Semua itu terlamba, Aku menutup mataku begitu pasokan udara habis. Rasa sakit justru menjadi rasa pembebas saat ini. Aku tersenyum dalam damai, Akhirnya aku akan bahagia tanpa rasa sakit.
**
Ketika mataku membuka, hal yang pertama lihat adalah sebuah cahaya menyilaukan dan udara menyejukan yang berada di sekitarku. Rasanya nyaman dan aku ingin berada di sini selamanya.
Apa ini surga?
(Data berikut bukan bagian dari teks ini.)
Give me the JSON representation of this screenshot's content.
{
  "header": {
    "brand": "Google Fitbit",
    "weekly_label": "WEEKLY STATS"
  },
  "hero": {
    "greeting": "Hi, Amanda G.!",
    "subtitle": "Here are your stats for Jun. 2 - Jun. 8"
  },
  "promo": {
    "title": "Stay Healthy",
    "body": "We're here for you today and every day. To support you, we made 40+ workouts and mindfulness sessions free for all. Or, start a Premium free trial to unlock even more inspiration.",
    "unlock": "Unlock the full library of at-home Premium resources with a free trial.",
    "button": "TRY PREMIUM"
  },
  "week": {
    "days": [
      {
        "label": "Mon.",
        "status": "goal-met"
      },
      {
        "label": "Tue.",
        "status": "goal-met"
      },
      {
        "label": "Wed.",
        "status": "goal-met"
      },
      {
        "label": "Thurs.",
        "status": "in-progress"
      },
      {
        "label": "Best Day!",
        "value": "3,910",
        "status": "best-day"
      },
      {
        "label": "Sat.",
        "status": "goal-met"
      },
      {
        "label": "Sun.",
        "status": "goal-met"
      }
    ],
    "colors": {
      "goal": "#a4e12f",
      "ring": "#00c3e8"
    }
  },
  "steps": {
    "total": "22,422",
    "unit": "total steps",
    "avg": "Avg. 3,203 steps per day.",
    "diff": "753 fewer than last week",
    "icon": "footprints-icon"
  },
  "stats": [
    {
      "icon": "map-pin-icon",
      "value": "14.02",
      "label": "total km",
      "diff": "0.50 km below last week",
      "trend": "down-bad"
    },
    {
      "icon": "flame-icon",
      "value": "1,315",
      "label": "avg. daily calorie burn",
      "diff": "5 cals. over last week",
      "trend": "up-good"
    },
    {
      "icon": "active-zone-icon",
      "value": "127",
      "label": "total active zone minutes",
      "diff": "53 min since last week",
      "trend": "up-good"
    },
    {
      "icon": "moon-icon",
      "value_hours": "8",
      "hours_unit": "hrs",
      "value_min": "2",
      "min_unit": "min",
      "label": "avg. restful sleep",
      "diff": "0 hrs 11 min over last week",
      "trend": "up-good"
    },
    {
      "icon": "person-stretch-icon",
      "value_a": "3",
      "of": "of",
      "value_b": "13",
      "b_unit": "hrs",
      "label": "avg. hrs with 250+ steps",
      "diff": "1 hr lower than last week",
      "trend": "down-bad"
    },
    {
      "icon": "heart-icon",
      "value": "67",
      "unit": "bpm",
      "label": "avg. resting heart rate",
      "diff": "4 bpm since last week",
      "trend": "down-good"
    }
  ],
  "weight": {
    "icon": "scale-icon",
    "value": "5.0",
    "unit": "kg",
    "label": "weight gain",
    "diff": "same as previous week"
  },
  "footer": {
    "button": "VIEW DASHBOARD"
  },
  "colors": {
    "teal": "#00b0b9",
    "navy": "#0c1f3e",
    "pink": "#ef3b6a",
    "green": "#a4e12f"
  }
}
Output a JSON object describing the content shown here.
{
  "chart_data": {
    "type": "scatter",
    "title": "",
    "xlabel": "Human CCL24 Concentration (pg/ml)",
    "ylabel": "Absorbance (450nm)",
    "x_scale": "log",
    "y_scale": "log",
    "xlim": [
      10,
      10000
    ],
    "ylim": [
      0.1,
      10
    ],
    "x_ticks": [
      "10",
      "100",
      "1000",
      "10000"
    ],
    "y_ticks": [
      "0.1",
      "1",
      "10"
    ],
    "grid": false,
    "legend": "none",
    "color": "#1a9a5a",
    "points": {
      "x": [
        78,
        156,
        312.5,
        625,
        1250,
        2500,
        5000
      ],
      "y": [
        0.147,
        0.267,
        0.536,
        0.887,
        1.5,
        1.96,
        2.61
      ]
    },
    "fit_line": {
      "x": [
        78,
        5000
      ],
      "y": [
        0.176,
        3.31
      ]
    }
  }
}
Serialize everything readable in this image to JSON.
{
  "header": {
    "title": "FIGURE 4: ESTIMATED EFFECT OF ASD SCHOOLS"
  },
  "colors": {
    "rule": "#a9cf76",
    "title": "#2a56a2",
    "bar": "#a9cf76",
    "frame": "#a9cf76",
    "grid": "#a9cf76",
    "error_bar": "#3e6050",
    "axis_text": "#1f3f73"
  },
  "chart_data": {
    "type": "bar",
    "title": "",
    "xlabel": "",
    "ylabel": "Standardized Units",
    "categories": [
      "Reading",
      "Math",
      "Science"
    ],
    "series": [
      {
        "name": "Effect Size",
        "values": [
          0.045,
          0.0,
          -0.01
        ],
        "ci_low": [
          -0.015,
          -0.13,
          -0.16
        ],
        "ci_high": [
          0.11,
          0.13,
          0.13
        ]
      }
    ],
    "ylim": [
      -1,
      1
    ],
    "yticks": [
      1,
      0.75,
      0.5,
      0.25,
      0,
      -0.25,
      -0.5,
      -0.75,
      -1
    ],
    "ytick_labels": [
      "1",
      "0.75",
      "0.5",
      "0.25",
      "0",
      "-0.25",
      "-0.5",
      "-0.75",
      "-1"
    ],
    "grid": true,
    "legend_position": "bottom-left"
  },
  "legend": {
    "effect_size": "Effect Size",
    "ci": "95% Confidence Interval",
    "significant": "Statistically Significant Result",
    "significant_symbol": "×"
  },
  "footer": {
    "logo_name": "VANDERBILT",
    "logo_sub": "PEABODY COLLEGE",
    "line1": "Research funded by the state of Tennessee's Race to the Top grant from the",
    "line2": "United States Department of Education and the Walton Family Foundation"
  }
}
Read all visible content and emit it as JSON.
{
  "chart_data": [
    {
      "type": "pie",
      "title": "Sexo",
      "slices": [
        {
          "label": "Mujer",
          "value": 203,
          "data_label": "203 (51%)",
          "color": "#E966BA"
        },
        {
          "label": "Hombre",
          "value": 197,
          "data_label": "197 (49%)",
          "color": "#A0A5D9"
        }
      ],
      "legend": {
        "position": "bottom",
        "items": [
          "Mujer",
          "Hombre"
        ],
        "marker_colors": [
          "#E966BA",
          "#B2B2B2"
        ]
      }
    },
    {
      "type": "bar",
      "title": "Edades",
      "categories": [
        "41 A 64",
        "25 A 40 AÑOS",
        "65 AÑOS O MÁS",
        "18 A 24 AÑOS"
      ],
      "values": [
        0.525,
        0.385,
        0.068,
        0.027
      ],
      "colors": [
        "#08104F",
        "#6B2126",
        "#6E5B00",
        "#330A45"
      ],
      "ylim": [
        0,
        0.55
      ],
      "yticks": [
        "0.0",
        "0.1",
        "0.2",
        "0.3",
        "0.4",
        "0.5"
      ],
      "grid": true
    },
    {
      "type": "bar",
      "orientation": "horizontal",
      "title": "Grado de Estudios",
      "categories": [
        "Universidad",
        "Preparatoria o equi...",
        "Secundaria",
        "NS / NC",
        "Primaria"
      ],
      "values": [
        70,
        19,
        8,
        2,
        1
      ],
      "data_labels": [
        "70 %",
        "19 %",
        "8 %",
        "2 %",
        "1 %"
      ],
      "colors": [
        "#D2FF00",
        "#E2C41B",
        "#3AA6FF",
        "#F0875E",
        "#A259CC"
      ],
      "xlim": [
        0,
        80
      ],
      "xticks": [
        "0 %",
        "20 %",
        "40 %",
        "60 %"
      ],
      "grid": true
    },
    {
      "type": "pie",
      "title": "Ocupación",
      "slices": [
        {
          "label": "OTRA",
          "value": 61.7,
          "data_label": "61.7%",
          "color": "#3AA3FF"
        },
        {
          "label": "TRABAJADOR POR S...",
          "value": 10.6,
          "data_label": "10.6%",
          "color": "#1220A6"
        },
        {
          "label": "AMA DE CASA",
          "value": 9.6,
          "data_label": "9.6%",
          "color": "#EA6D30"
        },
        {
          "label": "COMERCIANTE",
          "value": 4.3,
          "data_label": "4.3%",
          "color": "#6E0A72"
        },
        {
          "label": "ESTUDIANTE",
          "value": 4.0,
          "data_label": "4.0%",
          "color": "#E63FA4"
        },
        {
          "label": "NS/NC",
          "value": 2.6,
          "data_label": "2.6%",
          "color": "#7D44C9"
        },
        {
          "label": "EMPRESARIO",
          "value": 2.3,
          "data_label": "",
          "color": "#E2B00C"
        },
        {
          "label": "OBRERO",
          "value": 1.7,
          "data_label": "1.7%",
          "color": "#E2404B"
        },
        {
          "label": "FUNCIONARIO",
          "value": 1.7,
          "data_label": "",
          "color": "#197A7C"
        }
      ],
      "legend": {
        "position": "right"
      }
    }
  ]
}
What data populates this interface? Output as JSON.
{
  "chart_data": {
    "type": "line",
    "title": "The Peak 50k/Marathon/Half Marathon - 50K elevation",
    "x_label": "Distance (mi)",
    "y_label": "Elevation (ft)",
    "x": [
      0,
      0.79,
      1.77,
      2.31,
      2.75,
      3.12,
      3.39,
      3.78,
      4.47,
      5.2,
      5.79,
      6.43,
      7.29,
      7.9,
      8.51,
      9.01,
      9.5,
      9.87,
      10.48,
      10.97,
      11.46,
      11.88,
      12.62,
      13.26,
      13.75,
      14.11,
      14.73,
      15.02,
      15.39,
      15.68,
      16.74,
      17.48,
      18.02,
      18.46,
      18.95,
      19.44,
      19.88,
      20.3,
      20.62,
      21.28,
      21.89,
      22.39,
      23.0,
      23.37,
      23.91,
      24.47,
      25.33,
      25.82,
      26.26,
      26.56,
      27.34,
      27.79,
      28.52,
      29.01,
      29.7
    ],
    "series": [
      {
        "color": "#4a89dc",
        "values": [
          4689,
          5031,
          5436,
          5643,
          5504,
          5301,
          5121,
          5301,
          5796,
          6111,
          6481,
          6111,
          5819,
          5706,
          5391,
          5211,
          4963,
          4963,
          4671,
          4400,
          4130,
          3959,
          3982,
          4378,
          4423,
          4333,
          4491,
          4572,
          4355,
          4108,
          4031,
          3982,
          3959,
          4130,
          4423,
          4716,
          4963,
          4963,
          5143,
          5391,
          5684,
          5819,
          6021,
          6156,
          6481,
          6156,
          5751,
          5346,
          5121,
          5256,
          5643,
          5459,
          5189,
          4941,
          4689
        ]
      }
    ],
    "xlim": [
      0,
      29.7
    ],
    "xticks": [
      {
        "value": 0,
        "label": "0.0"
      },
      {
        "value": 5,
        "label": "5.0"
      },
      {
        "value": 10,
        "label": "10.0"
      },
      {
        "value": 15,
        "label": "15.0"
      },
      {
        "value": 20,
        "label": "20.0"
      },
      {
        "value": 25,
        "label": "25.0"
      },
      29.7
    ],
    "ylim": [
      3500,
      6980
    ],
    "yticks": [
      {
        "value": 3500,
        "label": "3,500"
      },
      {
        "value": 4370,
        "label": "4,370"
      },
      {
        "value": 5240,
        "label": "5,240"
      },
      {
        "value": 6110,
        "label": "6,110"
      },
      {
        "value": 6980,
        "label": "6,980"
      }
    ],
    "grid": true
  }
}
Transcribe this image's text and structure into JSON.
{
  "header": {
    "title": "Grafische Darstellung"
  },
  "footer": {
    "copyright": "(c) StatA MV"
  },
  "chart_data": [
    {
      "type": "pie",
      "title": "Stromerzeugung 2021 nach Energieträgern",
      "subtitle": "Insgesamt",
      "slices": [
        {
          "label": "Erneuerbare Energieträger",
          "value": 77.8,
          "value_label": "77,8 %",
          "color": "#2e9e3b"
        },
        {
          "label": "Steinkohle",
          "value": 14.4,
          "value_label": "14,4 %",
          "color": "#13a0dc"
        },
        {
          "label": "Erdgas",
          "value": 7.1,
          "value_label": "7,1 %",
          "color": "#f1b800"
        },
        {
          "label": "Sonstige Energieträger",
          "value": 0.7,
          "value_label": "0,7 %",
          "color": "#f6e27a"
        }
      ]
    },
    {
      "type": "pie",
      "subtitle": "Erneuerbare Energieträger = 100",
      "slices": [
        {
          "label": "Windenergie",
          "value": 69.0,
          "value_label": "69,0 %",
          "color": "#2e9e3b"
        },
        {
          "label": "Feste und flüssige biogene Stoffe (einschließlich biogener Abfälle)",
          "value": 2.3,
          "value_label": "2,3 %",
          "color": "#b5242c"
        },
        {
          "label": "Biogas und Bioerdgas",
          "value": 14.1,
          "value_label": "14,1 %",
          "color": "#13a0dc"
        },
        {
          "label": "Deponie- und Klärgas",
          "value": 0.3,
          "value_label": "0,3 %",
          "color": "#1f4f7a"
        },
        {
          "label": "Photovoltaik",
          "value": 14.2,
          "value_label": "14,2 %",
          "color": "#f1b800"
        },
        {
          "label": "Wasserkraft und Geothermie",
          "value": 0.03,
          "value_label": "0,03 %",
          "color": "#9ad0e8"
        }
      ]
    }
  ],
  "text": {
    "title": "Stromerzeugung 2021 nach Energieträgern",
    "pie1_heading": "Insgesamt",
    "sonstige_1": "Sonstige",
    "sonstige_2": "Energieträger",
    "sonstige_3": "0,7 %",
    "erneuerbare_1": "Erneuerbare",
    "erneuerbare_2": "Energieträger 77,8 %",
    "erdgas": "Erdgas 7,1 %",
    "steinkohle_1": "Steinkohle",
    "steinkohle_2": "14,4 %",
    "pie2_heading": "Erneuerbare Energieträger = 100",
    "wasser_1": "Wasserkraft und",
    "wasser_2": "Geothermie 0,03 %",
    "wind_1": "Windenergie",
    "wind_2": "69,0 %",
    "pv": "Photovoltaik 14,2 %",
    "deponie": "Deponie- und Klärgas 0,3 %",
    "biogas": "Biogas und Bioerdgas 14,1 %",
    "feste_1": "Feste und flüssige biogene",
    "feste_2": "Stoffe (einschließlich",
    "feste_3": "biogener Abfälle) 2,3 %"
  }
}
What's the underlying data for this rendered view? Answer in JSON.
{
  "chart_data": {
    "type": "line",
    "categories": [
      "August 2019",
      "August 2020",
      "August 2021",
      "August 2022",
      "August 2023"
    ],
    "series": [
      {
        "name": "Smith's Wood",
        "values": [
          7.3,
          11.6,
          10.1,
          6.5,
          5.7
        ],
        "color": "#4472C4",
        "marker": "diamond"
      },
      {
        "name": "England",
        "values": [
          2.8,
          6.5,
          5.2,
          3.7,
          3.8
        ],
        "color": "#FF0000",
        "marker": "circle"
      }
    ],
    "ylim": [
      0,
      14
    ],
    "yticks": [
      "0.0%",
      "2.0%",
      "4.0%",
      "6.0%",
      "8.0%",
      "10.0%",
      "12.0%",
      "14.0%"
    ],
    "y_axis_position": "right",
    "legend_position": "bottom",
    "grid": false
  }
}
Apakah aku di situ?
“Hei.” Sebuah sapaan menyapaku. Suaranya lembuh dan merdu.
Aku terbangun dari tidurku dan menatap gadis di depanku. Gadis itu tengah tersenyum sambil menatapku hangat. Sebuah tatapan hangat yang sudah lama tidak pernahku lihat.
Biasanya, semua orang akan melihatku jijik, tapi gadis itu, oh Tuhan, gadis ini membuatku merasa hangat dan ingin selalu menatap matanya. Sungguh ia gadis yang cantik, andai saja aku seorang pria mungkin aku akan jatuh cinta dengannya.
“Sedang apa di sini?” tanyanya.
“Aku tidak tau,” jawabku. Aku jadi ikutan tersenyum karena senyumnya yang seakan menular.
“Aku ada di mana?” tanyaku padanya dengan wajah bingung.
Gadis itu terkekeh. “Kenapa pula kamu beratanya. Kita ada di surga.” Gadis itu mengulurkan tangannya. “Siapa namamu? Aku Tiara.”
Sejenak gadis itu berikir dan menatap diriku lagi, jujur aku malu ditatap dengan sangat lama.
“Tiara? Nama yang bagus,” pujiku tulus.
Tiara terkekeh lagi. Sungguh, ini memang benar-benar surga. Karena suara tawa Tiara saja terdenagr begitu menyejukan.
“Mari kita berkeliling. Aku akan mengenalkanmu pada tempat ini.” Ucapnya, sungguh senyumannya membuatku merasa damai.
Aku mengangguk dan mengekori Tiara di belakangnya.
Tiara membawaku melewati sebuah jembatan panjang. jembatan itu terlihat asri dengan sungai yang begitu jernih di bawahnya. Tiara memutar tubuhnya dan untuk menatapku sebentar lalu tersneyum. “Apa kamu betah di sini?”
Aku mengangguk semangat.
“Syukurlah. Aku juga suka ada dirimu di sini,” sergahnya cepat.
Tuhan, aku tidak tau Tiara adalah bidadari surga atau bukan. Tapi rasa-rasanya gadis itu mengertiku dengan baik dan tak berpikir panjang tentang siapun diriku.
Tiara hanya selalu tersneyum dan berperilaku baik padaku. Tidak seperti manusia jahanam yang selalu menyakitiku.
“Kita sampai,” ucap Tiara.
Aku memutarkan pandanganku bingung. “Kita di mana?”
“Di sini,” jawabnya.
Aku memutarkan pandanganku sekali lagi untuk meyakinkan apa yang aku liat. Sekarang di depan mataku justru berdiri sebuah rumah degan danau tenang dan jernih. aku bahkan yakin, jika aku mberkaca di sana, aku pasti akan melihat wajahku dengan jelas.
Air danau itu bahkan terlalu jernih hingga bisa melihat dasarnya yang dipenuhi sekumpulan ikan kecil. airnya seperti sangat biru.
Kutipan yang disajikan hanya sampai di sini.